As the original west window still shows from the inside, though built up, it would appear that the gynecaeum dome was added after the completion of the main church. At present the open bay is ceiled by the woodwork that forms the floor of the tribune occupied by the Sultan when he attends worship in the mosque. A door in the northern wall of the north bay communicates with the narthex of the north church, while a door in the eastern wall of the bay gives access to the central church.
Two doors in similar positions in the bay at the south end of the narthex led to buildings which have disappeared. The three doors leading from the narthex into the church are framed in red marble, the other doors in white marble. The main dome of the church is in sixteen compartments, and is pierced by as many windows.

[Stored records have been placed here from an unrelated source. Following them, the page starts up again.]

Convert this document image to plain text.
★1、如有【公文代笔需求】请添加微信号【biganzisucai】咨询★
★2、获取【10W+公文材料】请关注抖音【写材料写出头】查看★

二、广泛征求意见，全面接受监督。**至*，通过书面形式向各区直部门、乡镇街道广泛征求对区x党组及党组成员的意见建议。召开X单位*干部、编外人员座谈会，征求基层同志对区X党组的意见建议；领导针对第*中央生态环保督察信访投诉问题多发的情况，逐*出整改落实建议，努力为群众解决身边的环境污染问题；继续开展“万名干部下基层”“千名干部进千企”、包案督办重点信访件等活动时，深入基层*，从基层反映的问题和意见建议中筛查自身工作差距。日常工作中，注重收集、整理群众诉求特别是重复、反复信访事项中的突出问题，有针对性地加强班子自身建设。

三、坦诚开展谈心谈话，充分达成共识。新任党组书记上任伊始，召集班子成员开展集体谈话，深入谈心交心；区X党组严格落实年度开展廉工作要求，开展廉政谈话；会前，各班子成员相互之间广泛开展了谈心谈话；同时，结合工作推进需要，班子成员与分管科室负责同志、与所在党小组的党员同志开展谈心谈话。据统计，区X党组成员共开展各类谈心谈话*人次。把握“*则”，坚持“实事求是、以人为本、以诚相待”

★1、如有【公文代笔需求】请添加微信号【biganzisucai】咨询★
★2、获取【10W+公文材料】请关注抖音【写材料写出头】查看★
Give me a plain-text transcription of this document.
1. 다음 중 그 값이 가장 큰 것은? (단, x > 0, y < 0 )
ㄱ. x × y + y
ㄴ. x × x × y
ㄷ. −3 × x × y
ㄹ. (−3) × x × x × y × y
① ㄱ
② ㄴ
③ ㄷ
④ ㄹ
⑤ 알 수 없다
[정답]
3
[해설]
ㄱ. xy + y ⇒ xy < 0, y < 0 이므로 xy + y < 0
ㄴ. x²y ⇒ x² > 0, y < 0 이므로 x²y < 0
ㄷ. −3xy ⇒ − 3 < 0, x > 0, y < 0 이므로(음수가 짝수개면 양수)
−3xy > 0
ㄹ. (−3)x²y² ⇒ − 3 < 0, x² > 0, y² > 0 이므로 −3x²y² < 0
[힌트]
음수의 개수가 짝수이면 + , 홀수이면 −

Its arches rest on four shafted columns, somewhat Gothic in character, and crowned with capitals distinctly Turkish.
These columns have replaced the columns of porphyry, seven feet in circumference, which Gyllius saw bearing the arches of the dome when he visited the church: 'maximum (tectum) sustentatur quatuor columnis pyrrhopoecilis, quarum perimeter habet septem pedes. The southern wall is lighted by a triple window in the gable and a row of three windows below the string-course. The northern wall was treated on the same plan, but with the modifications rendered necessary by the union of the church with the earlier central church.
The triple windows in the gable of that wall are therefore almost blocked by the roof of the central church against which it is built; while the three windows below the string-course are blind and are cut short by the arch opening into the central church, as that arch rises higher than the string-course. As explained, the gynaeceum above the inner narthex is divided by the open central bay of that narthex into two compartments, each consisting of two bays.
The bays to the south are narrow, with transverse arches of decidedly elliptical form. A window divided by shafts in three lights, now built up, stood in the bay at the extreme south, and similar windows looked down into the open bay of the narthex from the bays on either hand. The northern compartment of the gynaeceum connects with the gynaeceum of the north church.
In the interior the apse retains a large portion of its revetment of variously coloured marbles, and gives some idea of the original splendour of the decoration. Fragments of fine carving have been built into the pulpit of the mosque, and over it is a Byzantine canopy supported on twin columns looped together, like the twin columns on the façade of S. Mark's at Venice.
The lateral apses are covered with cross-groined vaults, and project in three sides externally, while the central apse shows seven sides. All are lighted by triple windows, and decorated on the exterior with niches, like the other apses in this group of buildings, and those of S. Theodosia. In the brickwork found in the fabric of the Pantokrator, two sizes of brick are employed, a larger and a smaller size laid in alternate courses. The larger bricks look like old material used again.
The stone foundations remain to the south, where a building as large as the northern church was attached to the narthexes. A wooden takiyya (tekke), built on these foundations during Ottoman times, is seen in older photographs along with housing that was built along the southern wall of the churches.